Il faut bien reconnaître que les films biographiques sur des artistes ne sont pas toujours des réussites exaltantes. Euphémisme. On préfère ne pas entamer la longue litanie des écrivains, peintres, musiciens, cinéastes, dont la vie et l’œuvre ont été rendues insipides par de mauvais cinéastes démonstratifs. Alors quand on a appris qu’on nous proposait un biopic sur Mary Shelley, la géniale auteure de Frankenstein (écrit à l’âge de 18 ans !), jeune prodige qui s’est imposé dans le monde littéraire du XIXe siècle – où les femmes étaient condamnées à la poésie ampoulée ou à la littérature romanesque forcément courtoise –, on a été pris d’une certaine crainte. D’autant qu’un film certes oublié de beaucoup mais inoubliable pour certains, le Gothic du génie érotomane et cinglé Ken Russell, avait déjà raconté cette nuit d’orage et de débauche qui vit germer dans le jeune esprit de Mary la folie de Frankenstein. Et puis le nom de la réalisatrice Haifaa al-Mansour nous a mis la puce à l’oreille. Un nom pas franchement britannique puisque venu d’Arabie Saoudite, cette jeune femme n’étant autre que la brillante réalisatrice (la première dans son pays) du très chouette Wadjda, film qui racontait la lutte d’une adolescente saoudienne pour conquérir le droit de faire du vélo. Peu de rapport me direz vous entre l’univers de la réalisatrice et la culture historique et littéraire de l’Angleterre georgienne (du nom des rois George qui se sont succédé sur le trône)… C’est bien ce que s’est dit au départ Haifaa al-Mansour, sollicitée par des producteurs britanniques, mais finalement elle a su voir une communauté de destin entre les artistes saoudiennes contemporaines, obligées comme elle de se battre pour trouver leur place en tant que femmes, et une Mary Shelley, fille d’écrivains qui n’avaient jamais rencontré le succès, qui décida de s’imposer par ses écrits.

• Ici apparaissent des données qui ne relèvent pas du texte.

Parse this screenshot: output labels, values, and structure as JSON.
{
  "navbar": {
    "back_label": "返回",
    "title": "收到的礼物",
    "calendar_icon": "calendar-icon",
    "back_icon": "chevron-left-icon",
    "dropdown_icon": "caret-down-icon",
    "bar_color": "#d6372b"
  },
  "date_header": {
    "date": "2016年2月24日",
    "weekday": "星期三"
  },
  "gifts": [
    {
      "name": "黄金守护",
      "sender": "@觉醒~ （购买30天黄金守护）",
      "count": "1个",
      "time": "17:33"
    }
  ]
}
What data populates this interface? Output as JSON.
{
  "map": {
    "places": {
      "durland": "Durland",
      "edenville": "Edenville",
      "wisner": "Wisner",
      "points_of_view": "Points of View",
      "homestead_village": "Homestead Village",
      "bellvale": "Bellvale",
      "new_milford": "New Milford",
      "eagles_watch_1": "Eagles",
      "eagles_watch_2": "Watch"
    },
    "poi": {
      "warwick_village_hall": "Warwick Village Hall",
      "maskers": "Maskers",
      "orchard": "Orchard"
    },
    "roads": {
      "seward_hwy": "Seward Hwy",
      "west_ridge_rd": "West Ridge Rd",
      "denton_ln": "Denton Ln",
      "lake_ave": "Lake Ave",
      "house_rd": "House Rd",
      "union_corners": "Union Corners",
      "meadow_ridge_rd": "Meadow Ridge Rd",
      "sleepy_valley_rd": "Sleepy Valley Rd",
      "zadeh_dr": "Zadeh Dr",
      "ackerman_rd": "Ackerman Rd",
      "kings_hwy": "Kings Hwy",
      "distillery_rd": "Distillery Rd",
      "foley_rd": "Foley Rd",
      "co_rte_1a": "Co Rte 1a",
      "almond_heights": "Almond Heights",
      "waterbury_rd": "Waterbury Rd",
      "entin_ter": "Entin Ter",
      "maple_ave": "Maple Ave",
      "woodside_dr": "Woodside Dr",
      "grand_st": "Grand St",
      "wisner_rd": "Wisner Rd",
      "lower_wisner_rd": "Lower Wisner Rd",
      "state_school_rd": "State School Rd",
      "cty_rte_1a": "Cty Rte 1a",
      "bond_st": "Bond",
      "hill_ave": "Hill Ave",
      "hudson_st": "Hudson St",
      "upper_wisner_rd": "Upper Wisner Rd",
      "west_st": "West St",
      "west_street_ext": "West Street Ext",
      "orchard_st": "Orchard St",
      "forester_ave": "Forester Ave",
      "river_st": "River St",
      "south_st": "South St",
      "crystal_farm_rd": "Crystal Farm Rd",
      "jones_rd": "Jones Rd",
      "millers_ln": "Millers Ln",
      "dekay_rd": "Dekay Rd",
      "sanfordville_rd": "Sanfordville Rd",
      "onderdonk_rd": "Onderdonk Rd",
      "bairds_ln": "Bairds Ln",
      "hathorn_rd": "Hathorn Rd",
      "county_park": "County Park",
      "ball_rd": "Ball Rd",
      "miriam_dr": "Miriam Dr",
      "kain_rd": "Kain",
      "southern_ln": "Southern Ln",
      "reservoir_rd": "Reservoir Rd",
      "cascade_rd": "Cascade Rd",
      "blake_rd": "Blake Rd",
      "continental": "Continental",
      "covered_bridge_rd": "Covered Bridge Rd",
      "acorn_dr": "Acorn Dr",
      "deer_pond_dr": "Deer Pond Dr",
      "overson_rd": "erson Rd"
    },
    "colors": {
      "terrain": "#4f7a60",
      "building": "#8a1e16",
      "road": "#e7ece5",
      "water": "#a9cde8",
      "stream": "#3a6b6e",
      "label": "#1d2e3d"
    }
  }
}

Mais avec son regard de femme, Haifaa al-Mansour raconte aussi, au-delà de la genèse de Frankenstein, le douloureux éveil à l’amour de la jeune écrivaine. En 1814, Mary Wollstonecraft Godwin, 16 ans, rencontre le fascinant poète Percy Shelley, apprenti chez son père écrivain devenu libraire. C’est le coup de foudre immédiat et contrairement à toute convenance, Mary s’enfuit avec le jeune homme dont elle découvre qu’il est toujours marié et père d’une jeune enfant. Mais qu’à cela ne tienne, même ce vilain secret révélé ne la décourage pas. C’est le scandale absolu, le désaveu total par son père pourtant aimant. Après la période d’euphorie d’une existence bohème mais confortable, c’est l’heure des désillusions, la misère après la vie dispendieuse. Puis Mary se rend compte que son prince charmant peut être un redoutable pervers narcissique, notamment aux côtés de son âme damnée Lord Byron chez qui ils se réfugient non loin de Genève, justement là où germa Frankestein.
Le film, classique mais extrêmement bien mené et mis en scène avec classe, ne serait pas aussi fort sans l’interprétation remarquable d’Elle Fanning – que les hasards de la programmation nous font découvrir au même moment sous les traits d’une extraterrestre délurée dans le jubilatoire How to talk to girls at parties. Au début du film, Mary a 16 ans, elle est confite d’innocence romantique funèbre, à la fin elle a une vingtaine d’années, elle est marquée par la gravité du destin et l’âpreté du combat mené pour s’imposer. Elle Fanning (19 ans au moment du tournage) décline merveilleusement toutes les facettes du personnage, du bonheur au drame. Mary Shelley confirme ainsi en beauté le talent multiforme d’une jeune actrice en même temps que le brio d’une réalisatrice capable d’investir des univers très différents.